Vida e Feitos D' El-Rey Dom João Segundo/CXLVII
El-rey mandou fazer hũa nao de mil toneis a mais forte e milhor acabada, mayor e melhor que até entam fora vista de tam grossa, forte e basta liaçam e tam grosso tavoado que artelharia a nam podia passar, e tinha tantas bombardas grosas e outras artelharias que foy muyto falado nella em muytas partes; estando esta nao com outros navios que com ella hiam pera partir para Levante, onde a mandava mais ricamente concertada e com milhor gente que nunca nao foy e Alvoro da Cunha seu estribeiro-moor pessoa de que muyto confiava por capitam-moor.

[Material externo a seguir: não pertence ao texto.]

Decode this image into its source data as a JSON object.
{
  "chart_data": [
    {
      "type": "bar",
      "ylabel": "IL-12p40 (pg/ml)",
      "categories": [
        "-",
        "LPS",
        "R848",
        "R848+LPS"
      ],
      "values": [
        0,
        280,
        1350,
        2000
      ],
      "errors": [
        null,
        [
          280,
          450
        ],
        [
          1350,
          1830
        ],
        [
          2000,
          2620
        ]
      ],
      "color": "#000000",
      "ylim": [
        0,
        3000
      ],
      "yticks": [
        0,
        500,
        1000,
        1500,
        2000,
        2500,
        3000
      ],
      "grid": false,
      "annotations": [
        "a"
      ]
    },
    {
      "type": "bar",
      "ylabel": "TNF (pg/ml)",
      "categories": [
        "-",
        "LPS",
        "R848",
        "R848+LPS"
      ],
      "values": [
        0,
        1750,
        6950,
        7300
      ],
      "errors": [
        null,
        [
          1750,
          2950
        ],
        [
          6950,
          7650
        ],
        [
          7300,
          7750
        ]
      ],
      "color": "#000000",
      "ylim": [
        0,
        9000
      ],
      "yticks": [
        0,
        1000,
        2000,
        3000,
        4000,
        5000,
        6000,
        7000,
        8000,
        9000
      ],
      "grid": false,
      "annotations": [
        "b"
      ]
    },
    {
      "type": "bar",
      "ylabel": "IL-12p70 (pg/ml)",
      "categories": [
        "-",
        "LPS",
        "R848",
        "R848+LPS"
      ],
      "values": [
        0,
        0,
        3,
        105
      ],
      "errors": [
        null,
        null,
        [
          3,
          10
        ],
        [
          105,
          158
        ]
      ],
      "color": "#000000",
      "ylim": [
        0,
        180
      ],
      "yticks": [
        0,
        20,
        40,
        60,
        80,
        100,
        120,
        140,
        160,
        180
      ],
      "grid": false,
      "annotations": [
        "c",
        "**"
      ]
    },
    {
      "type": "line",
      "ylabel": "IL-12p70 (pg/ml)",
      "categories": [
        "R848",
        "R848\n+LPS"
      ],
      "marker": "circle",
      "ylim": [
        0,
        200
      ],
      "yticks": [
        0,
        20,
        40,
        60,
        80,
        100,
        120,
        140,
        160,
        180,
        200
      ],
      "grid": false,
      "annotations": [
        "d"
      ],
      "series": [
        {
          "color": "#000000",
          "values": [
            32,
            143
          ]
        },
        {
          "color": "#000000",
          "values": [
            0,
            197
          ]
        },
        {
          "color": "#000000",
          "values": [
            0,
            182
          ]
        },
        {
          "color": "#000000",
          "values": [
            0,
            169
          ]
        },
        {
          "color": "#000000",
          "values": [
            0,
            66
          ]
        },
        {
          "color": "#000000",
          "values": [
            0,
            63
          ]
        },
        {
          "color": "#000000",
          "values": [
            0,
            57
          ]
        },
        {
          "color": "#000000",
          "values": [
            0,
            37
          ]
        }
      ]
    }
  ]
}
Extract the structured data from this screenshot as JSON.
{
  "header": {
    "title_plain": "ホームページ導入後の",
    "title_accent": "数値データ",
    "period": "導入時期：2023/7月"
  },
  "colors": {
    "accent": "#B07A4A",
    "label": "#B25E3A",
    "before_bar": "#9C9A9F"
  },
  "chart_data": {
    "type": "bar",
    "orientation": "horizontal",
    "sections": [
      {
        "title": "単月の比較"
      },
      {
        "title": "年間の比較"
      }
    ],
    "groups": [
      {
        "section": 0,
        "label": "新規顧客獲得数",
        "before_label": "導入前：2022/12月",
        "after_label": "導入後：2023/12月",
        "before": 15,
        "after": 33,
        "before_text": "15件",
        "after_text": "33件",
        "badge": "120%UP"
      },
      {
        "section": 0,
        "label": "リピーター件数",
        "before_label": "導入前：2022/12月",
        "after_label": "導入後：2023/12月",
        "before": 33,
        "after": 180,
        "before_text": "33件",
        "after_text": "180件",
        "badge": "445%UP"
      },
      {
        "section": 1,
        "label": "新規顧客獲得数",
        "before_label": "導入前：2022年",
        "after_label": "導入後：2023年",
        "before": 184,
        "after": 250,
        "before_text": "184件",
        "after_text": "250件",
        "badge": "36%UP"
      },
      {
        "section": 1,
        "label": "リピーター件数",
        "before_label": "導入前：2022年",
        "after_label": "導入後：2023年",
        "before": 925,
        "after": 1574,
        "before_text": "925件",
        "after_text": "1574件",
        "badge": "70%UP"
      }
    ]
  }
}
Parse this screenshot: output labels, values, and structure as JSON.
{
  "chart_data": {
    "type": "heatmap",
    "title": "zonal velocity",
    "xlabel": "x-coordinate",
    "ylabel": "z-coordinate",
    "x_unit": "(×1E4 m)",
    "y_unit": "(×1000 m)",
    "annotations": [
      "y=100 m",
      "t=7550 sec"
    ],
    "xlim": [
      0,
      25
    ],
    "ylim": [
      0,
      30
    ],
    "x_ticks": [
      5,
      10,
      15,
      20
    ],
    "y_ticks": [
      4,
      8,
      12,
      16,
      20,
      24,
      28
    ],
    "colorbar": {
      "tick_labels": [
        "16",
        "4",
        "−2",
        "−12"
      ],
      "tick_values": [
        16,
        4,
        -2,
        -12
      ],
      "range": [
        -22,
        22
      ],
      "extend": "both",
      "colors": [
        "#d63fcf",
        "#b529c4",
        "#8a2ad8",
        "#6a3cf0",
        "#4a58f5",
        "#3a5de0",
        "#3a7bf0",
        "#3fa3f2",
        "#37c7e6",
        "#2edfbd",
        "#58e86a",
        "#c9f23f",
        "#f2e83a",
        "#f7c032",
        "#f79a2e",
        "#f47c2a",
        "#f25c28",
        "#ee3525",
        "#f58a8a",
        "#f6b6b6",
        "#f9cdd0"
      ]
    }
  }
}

E estando em Restelo pera se partirem, e el-rey em Sintra pera yr a Belem e dahi a ver partir, lhe veo recado que na nao adoeceram de peeste cinco ou seys pessoas, do que muyto pesou a el-rey, e lhe aconselharam todos que nam fosse a Belem por o periguo que era. Chamou entam Dom Dioguo d' Almeyda prior do Crato, e Dom Dioguo Lobo baram d' Alvito pessoas de muyta autoridade, e disse-lhes que lhe agardeceria muyto chegarem a Belem, e de sua parte dizerem a Alvoro da Cunha e aos fidalgos e cavaleiros que com elle hiam, que lhe pesara muito dos rebates que na nao ouvera pollos nam yr ver como desejava, por ser aconselhado que nam fosse laa, e que Nosso Senhor hos levasse e trouxesse como elle e elles desejavam. O prior e ho baram pesando-lhe da yda o disseram ao camareyro-moor Ayres da Silva, que per licença dambos disse a el-rey que lhe parecia cousa pouco necessaria mandar taes pessoas e tam achegadas a elle sem necessidade a lugar tam periguoso; e el-rey lhe respondeo: "Ora poys que ham medo nam vam que eu yrey laa". E ao outro dia levantou-se muyto cedo e foy ouvir missa a Belem, e ahi lhe beyjaram a mão Alvoro da Cunha e todos os fidalgos e cavaleyros seus criados que n' armada hiam; e acabado os despedio e se tornou a jantar a Sintra.